Natuurlijk loopt er al eens iets mis, herinner u de camper die het halverwege de reis begaf. Maar problemen zijn er om te overwinnen en beter van te worden. En in Portugal lijkt de omgeving je toch net iets gunstiger gezind dan in België. De truck stond met een lekke band op de grote parking aan de rand van het romantische stadje Alcobaça. De stokoude reserveband zat nagenoeg onwrikbaar vastgehecht aan de onderkant van de auto. J kreeg de bouten van de lekke band met geen mogelijkheid losgeschroefd. Het was vrijdagavond, en volgens Google zou de plaatselijke bandencentrale binnen een kwartier sluiten.

Ten einde raad besloten we om een politiepatrouille aan te spreken die toevallig passeerde.
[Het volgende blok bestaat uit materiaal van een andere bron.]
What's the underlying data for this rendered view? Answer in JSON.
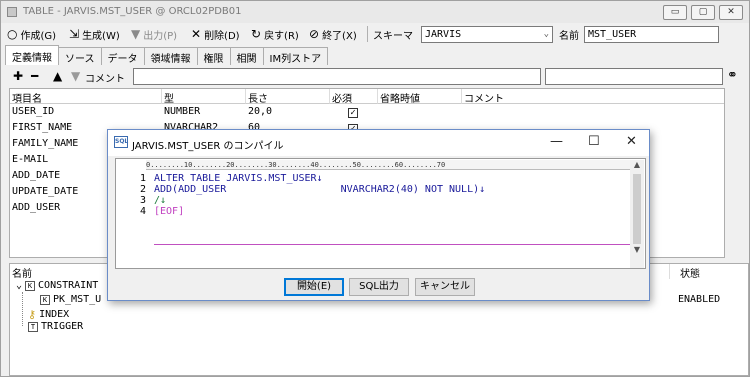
{
  "window": {
    "title": "TABLE - JARVIS.MST_USER @ ORCL02PDB01",
    "buttons": [
      "▭",
      "▢",
      "✕"
    ]
  },
  "toolbar": {
    "create_label": "作成(G)",
    "generate_label": "生成(W)",
    "output_label": "出力(P)",
    "delete_label": "削除(D)",
    "back_label": "戻す(R)",
    "end_label": "終了(X)",
    "schema_label": "スキーマ",
    "schema_value": "JARVIS",
    "name_label": "名前",
    "name_value": "MST_USER"
  },
  "tabs": [
    "定義情報",
    "ソース",
    "データ",
    "領域情報",
    "権限",
    "相関",
    "IM列ストア"
  ],
  "column_toolbar": {
    "comment_label": "コメント"
  },
  "grid": {
    "headers": [
      "項目名",
      "型",
      "長さ",
      "必須",
      "省略時値",
      "コメント"
    ],
    "rows": [
      {
        "name": "USER_ID",
        "type": "NUMBER",
        "length": "20,0",
        "required": true
      },
      {
        "name": "FIRST_NAME",
        "type": "NVARCHAR2",
        "length": "60",
        "required": true
      },
      {
        "name": "FAMILY_NAME",
        "type": "",
        "length": "",
        "required": false
      },
      {
        "name": "E-MAIL",
        "type": "",
        "length": "",
        "required": false
      },
      {
        "name": "ADD_DATE",
        "type": "",
        "length": "",
        "required": false
      },
      {
        "name": "UPDATE_DATE",
        "type": "",
        "length": "",
        "required": false
      },
      {
        "name": "ADD_USER",
        "type": "",
        "length": "",
        "required": false
      }
    ]
  },
  "objects": {
    "name_header": "名前",
    "status_header": "状態",
    "tree": [
      {
        "label": "CONSTRAINT",
        "level": 0
      },
      {
        "label": "PK_MST_U",
        "level": 1
      },
      {
        "label": "INDEX",
        "level": 0
      },
      {
        "label": "TRIGGER",
        "level": 0
      }
    ],
    "status_value": "ENABLED"
  },
  "dialog": {
    "title": "JARVIS.MST_USER のコンパイル",
    "icon_label": "SQL",
    "ruler": "0........10........20........30........40........50........60........70",
    "lines": [
      {
        "no": "1",
        "text": "ALTER TABLE JARVIS.MST_USER↓"
      },
      {
        "no": "2",
        "text": "ADD(ADD_USER                   NVARCHAR2(40) NOT NULL)↓"
      },
      {
        "no": "3",
        "text": "/↓"
      },
      {
        "no": "4",
        "text": "[EOF]"
      }
    ],
    "buttons": {
      "start": "開始(E)",
      "sql_output": "SQL出力",
      "cancel": "キャンセル"
    },
    "controls": {
      "minimize": "—",
      "maximize": "☐",
      "close": "✕"
    }
  }
}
Niet iets wat Natacha normaal snel zou doen, zei ze, maar op mijn leeftijd weet je dat sommige agenten wel degelijk ten dienste staan van de burgers, en al helemaal in een socialistisch geregeerd land. Of zij niet even de bandencentrale konden bellen. Amper twee minuten later kwam er al een witte bestelwagen aan gescheurd, en het kostte de bestuurder niet veel meer tijd om de band te vervangen. Nog even mee naar de garage om de lekke band te herstellen en de reserveband weer helemaal op te knappen. J verwachtte (naar Belgische gewoonte) een rekening van 150, 200 euro maar hoefde er uiteindelijk maar 21 te betalen.
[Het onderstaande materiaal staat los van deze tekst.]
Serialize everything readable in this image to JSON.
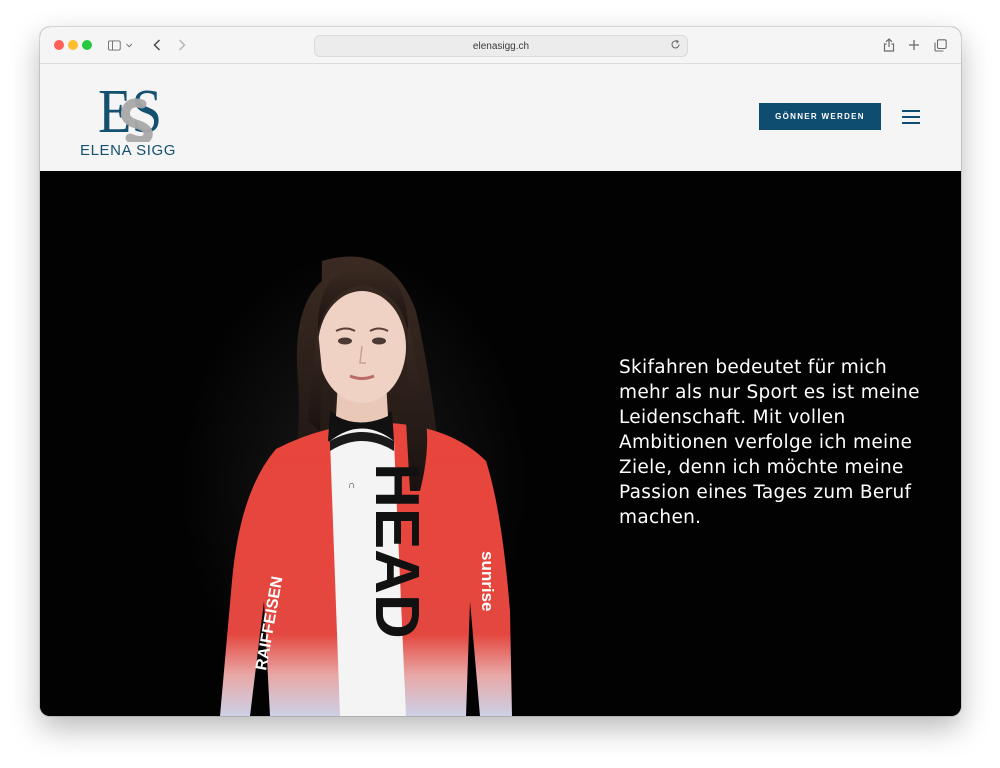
{
  "browser": {
    "url": "elenasigg.ch",
    "buttons": [
      "sidebar-toggle",
      "back",
      "forward",
      "share",
      "new-tab",
      "tab-overview"
    ]
  },
  "site": {
    "logo_monogram": "ES",
    "logo_name": "ELENA SIGG",
    "cta_label": "GÖNNER WERDEN",
    "menu_icon": "hamburger-icon"
  },
  "hero": {
    "quote": "Skifahren bedeutet für mich mehr als nur Sport es ist meine Leidenschaft. Mit vollen Ambitionen verfolge ich meine Ziele, denn ich möchte meine Passion eines Tages zum Beruf machen.",
    "ski_brand": "HEAD",
    "sponsor_left": "RAIFFEISEN",
    "sponsor_right": "sunrise"
  },
  "colors": {
    "brand_blue": "#0f4d70",
    "header_bg": "#f5f5f5",
    "hero_bg": "#020202",
    "suit_red": "#e8453c"
  }
}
Het klinkt misschien raar maar dat op zich onbeduidende voorval heeft me nog meer ingenomen voor Portugal. Ik hoorde Natacha redelijk vlot converseren in het Portugees en ik zag hoe snel en vriendelijk politie en hulpdiensten te hulp schoten. Ik hoef mij als vader geen zorgen te maken: Natacha en J zullen tegen volgende keer al helemaal Portugezen onder de Portugezen zijn. En voor ons wordt het hopelijk de eerste van vele volgende keren, want ook wij zijn in dit land nu al ons hart verloren.